Milo answered. “I haven’t tried ... at least, not recently. It was nuked, you know, one of the first urban areas hit, and hit by more than just one missile, I’ve been told. If you’re some kind of hush-hush government outfit, how come you didn’t know that?”
“What we are or were and our sponsorship and funding is none of your concern,” was the somewhat haughty reply. “Who, exactly, are you? How many of you are there?”
“There’s just me, buster. I’m a retired Army officer, speaking to you from the home of the late General Jerry Noonan. Now tell me a bit more about you. What part of Florida are you in? Did as many die off there as did here?” asked Milo, not really expecting a straight answer from the fanatically security-conscious type on the other radio.
“The Cent . . . ahh, we are in north-central Florida,” said the disembodied voice, somewhat hesitantly. “How many died out there?”
“What I’ve seen of California is wall-to-wall corpses, old and young, male and female, of every race and color,” Milo stated baldly. “I’d guesstimate that at least, at least ninety percent of the former population of this state is dead of disease, starvation, violence or just plain fear.
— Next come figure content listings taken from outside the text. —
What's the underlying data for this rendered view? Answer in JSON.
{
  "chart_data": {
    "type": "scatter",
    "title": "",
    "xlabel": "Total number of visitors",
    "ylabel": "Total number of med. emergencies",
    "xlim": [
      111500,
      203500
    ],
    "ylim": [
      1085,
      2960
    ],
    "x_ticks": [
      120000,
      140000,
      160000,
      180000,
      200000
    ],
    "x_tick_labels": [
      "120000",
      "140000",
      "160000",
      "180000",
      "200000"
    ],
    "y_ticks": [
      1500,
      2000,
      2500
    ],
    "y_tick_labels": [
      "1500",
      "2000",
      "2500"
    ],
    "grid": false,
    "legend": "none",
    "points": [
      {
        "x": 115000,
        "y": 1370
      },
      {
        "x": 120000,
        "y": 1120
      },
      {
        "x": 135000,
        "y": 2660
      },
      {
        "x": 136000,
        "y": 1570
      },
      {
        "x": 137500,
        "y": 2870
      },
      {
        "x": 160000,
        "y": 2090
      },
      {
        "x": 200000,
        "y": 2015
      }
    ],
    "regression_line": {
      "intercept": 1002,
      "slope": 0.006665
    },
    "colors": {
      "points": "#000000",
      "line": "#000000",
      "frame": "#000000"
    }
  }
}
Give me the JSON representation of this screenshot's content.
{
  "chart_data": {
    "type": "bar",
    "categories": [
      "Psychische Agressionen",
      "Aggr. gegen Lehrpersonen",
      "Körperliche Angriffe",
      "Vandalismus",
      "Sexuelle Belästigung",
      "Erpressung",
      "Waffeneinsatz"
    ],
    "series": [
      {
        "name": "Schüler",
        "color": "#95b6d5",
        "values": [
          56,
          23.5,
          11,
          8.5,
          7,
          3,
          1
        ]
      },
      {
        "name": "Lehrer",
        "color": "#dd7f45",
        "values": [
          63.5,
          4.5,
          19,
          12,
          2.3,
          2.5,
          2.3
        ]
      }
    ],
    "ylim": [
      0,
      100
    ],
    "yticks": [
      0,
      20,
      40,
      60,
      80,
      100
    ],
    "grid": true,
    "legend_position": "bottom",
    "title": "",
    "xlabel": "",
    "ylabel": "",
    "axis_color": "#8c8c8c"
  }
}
What percentage died back east, there?”
After a longish pause, the voice said stiffly, “That is classified information.”
Exasperatedly, Milo snapped, “Buster, you take your fucking stupid, now-needless and silly security shit and shove it way up your arse. Hear me? Either that or jam it up whoever has been prompting you there. There’s not all that much gasoline left for the generator powering this radio, and I’ll be fucked if I’m going to waste airtime on a turd-brained fuck-face and his peckerhead stooge. End of transmission!”